The reason why he's ranked so favorably is because a lot of progressives owe our currently broken extra-constitutional federal model to him and Wilson specifically and they can't let his 'bad side' get any press because it reveals their world view for what it actually is.
Didn't see it mentioned in the 'outline', but one of his worst 'acts' wasn't an act, it was negligence:
The US was involved in the largest war in human history involving many, many important actors and technical issues (the bomb).
And the criminally-negligent tin-pot-dictator wannabe did not see fit to include Truman in any of the allied meetings, nor advise him of the bomb at all, even though he knew he was circling the drain.
Further, his MD should have suffered some consequences for his blatant lies regarding FDR's medical condition.
Yep.
I've said it again and again. If I had a time machine, I'd skip right past Mao, Stalin, and Hitler - and I'd go kick FDR's dad so hard in the nuts on the eve of FDR's conception, that he'd be be too busy peeing blood to get it up for the night.
FDR broke the US Constitution; repeatably. He should've been impeached right away for treason against the USA. Now the [Na]tional So[zi]al[ism] treason has become the status-quo.

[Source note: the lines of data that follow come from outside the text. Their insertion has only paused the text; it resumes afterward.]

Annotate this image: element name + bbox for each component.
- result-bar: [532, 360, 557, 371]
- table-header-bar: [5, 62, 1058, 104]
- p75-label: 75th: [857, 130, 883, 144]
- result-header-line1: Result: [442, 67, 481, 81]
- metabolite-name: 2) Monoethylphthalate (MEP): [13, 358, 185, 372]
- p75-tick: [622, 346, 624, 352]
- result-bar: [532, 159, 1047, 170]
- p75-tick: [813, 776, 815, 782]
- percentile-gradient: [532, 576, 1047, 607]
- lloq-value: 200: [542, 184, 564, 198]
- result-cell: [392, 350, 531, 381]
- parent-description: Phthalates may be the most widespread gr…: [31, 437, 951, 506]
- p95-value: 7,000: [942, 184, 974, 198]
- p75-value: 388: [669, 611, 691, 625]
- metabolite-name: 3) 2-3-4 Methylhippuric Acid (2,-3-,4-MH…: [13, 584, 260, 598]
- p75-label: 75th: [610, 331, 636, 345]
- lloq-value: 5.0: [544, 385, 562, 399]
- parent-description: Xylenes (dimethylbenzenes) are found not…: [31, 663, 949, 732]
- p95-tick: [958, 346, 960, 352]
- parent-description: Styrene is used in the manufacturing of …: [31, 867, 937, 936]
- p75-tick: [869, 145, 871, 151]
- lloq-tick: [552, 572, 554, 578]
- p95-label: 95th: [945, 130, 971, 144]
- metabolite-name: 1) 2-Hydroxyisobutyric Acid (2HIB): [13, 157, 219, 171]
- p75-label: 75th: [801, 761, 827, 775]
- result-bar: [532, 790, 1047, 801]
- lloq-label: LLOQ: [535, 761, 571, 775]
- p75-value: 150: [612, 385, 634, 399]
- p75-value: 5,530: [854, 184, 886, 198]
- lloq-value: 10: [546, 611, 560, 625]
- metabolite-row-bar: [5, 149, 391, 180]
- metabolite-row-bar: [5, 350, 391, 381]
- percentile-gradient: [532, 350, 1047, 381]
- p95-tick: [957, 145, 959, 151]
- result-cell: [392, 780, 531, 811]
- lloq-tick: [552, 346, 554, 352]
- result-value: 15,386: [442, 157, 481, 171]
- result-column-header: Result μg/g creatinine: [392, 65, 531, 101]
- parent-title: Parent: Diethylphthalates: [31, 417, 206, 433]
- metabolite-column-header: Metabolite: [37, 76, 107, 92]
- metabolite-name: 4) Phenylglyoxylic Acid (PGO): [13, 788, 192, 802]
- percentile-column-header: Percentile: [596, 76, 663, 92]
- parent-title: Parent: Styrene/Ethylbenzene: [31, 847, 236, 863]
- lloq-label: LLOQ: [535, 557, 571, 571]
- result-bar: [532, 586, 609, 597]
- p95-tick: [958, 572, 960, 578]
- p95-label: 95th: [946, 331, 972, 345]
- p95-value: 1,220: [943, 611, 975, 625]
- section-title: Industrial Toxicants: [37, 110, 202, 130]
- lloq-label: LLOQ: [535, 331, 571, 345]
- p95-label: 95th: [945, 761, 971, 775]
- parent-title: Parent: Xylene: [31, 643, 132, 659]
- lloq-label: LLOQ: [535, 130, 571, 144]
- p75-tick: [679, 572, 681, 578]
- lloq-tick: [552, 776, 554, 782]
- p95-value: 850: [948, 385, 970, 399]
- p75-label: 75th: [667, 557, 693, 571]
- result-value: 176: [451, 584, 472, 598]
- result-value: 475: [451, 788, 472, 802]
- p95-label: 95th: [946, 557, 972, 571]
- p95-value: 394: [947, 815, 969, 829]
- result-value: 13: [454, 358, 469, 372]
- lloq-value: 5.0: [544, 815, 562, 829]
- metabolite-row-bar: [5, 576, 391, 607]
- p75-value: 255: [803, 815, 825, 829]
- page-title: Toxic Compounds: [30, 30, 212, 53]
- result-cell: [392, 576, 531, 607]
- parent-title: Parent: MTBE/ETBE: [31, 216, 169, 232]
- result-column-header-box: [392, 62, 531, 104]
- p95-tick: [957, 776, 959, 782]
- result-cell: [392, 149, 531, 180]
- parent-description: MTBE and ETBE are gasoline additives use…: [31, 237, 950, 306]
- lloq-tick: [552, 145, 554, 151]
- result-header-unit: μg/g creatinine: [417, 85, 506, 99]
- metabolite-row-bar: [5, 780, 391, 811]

FDR came in with a large majority in Congress. He was in no danger of being impeached for Constitutional violations as enough of the Congress would protect him out of party loyalty for any impeachment effort to fail miserably.
Indeed. ?Blessings? of a Democrat-Trifecta.
Where the worst violations of treason against the USA seems to always happen.
He was the only president besides Lincoln to lock people up for no reason other than their race.
-jcr
In 1936, under FDR, the federal budget grew to the point that it was bigger than all of the state and local governments combined.